Dissociation between ionic remodeling and ability to sustain atrial fibrillation during recovery from experimental congestive heart failure.

BACKGROUND

Congestive heart failure (CHF) downregulates atrial transient outward (I(to)), slow delayed rectifier (I(Ks)), and L-type Ca(2+) (I(Ca,L)) currents and upregulates Na(+)-Ca(2+) exchange current (I(NCX)) (ionic remodeling) and causes atrial fibrosis (structural remodeling). The relative importance of ionic versus structural remodeling in CHF-related atrial fibrillation (AF) is controversial.

METHODS AND RESULTS

We measured hemodynamic and echocardiographic parameters, mean duration of burst pacing-induced AF (DAF), and atrial-myocyte ionic currents in dogs with CHF induced by 2-week ventricular tachypacing (240 bpm), CHF dogs allowed to recover without pacing for 4 weeks (REC), and unpaced controls. Left ventricular ejection fraction averaged 58.6+/-1.2% (control), 36.2+/-2.3% (CHF, P<0.01), and 57.9+/-1.6% (REC), indicating full hemodynamic recovery. Similarly, left atrial pressures were 2.2+/-0.3 (control), 13.1+/-1.5 (CHF), and 2.4+/-0.4 (REC) mm Hg. CHF reduced I(to) density by approximately 65% (P<0.01), decreased I(Ca,L) density by approximately 50% (P<0.01), and diminished I(Ks) density by approximately 40% (P<0.01) while increasing I(NCX) density by approximately 110% (P<0.05).
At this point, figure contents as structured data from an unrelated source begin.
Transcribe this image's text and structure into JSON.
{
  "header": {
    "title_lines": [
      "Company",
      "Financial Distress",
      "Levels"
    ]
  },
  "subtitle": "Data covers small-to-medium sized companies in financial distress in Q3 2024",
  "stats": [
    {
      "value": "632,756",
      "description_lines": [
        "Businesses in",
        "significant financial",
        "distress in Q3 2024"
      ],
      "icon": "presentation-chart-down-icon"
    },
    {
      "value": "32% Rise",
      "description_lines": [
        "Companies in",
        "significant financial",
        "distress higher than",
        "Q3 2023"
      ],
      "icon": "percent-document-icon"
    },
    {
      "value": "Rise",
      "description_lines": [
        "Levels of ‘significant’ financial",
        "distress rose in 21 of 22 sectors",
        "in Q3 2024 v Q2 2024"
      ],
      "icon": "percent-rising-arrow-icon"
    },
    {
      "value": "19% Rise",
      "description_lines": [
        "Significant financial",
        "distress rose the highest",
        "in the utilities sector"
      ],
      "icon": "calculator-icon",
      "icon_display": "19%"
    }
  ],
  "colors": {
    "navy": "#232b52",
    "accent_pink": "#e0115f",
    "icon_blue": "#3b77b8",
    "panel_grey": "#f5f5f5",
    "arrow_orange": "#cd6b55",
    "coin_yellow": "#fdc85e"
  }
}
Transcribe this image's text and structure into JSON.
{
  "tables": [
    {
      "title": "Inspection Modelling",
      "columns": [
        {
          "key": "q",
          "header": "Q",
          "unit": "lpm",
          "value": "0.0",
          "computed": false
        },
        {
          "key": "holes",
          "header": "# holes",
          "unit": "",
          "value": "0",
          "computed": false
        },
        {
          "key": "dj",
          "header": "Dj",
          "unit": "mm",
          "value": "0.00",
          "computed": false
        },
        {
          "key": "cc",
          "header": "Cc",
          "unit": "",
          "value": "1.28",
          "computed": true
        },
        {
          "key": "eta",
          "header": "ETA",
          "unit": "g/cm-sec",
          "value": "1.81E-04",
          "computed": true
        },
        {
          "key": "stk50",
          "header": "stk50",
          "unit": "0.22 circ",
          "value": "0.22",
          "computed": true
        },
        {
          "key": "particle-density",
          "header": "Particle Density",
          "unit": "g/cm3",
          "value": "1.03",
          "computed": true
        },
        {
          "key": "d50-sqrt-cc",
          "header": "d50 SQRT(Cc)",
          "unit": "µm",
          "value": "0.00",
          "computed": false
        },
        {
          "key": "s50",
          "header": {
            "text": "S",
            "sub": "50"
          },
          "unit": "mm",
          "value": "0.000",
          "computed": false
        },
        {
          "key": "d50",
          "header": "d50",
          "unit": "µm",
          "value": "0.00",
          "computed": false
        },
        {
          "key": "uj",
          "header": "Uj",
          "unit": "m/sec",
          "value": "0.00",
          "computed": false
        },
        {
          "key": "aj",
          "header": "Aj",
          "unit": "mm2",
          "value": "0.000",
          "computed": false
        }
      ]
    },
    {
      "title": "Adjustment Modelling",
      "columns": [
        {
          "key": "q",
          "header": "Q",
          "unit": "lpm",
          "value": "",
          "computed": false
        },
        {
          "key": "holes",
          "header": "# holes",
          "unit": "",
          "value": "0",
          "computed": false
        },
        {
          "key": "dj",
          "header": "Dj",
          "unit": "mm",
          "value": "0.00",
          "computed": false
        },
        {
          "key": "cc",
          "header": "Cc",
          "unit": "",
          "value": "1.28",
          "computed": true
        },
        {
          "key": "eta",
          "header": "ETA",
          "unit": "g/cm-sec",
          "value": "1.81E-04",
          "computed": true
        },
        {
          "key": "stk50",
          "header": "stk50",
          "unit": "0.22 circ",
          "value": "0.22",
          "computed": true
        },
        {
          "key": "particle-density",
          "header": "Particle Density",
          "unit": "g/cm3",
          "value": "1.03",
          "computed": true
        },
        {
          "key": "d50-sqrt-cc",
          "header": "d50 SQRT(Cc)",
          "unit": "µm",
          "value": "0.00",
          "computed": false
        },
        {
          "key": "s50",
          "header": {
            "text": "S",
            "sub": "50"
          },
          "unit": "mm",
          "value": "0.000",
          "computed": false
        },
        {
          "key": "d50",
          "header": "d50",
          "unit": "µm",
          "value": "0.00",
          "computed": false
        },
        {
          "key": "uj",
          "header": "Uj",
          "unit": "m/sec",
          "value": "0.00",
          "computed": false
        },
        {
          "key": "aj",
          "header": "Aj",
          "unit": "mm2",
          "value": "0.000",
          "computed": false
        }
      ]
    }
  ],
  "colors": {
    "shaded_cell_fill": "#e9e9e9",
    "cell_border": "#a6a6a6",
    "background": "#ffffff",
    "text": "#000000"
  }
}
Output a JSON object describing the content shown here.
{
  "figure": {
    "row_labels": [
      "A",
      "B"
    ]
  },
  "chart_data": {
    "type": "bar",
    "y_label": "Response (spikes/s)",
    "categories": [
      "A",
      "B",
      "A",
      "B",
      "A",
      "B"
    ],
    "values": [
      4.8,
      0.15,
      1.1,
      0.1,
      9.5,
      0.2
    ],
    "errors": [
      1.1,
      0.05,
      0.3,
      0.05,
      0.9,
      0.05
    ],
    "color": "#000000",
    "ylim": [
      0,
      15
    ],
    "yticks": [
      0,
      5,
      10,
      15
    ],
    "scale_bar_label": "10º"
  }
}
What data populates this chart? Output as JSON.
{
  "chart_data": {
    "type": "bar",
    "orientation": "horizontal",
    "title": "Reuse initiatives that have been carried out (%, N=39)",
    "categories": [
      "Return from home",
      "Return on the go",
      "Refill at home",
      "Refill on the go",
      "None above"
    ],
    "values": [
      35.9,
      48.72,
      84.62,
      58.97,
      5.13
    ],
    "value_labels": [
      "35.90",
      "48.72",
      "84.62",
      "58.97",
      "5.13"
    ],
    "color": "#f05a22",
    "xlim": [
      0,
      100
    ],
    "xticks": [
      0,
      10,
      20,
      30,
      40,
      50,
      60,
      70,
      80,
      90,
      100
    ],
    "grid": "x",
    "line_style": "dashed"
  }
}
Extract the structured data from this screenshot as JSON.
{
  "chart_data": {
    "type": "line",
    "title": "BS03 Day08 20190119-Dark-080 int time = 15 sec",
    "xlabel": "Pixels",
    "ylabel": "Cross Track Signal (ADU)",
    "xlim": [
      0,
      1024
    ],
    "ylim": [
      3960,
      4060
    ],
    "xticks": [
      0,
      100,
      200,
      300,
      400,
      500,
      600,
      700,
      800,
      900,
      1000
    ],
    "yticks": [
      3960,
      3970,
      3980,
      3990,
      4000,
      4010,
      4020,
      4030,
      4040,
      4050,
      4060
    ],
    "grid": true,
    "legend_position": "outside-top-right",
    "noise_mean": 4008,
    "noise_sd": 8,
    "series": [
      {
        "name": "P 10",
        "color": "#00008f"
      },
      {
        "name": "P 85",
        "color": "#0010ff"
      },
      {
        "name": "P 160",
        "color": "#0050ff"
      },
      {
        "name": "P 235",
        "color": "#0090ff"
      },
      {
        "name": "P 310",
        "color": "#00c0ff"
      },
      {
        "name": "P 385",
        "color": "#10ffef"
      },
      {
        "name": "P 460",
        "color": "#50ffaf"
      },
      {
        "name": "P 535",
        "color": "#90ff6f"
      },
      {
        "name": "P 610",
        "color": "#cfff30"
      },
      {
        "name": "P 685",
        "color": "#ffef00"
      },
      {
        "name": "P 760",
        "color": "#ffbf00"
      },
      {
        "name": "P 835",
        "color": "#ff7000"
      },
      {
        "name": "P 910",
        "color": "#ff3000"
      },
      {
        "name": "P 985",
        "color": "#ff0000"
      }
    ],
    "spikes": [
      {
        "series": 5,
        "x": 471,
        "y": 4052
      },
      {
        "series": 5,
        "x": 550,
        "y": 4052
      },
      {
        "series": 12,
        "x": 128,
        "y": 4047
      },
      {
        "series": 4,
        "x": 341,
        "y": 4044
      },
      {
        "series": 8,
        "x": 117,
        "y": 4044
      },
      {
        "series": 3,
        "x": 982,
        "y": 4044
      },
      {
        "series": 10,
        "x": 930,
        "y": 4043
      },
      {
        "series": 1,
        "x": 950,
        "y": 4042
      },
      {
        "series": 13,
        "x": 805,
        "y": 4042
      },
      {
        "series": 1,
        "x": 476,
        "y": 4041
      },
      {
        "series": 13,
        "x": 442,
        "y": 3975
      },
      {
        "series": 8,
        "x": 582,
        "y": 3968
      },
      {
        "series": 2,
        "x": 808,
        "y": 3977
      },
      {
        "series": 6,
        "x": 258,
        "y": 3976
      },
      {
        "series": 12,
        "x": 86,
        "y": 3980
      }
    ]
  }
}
In REC, all ionic current densities returned to control values. DAF increased in CHF (1132+/-207 versus 14.3+/-8.8 seconds, control) and remained increased with REC (1014+/-252 seconds). Atrial fibrous tissue content also increased in CHF (2.1+/-0.2% for control versus 10.2+/-0.7% for CHF, P<0.01), with no recovery observed in REC (9.4+/-0.8%, P<0.01 versus control, P=NS versus CHF).

CONCLUSIONS

With reversal of CHF, there is complete recovery of ionic remodeling, but the prolonged-AF substrate and structural remodeling remain. This suggests that structural, not ionic, remodeling is the primary contributor to AF maintenance in experimental CHF.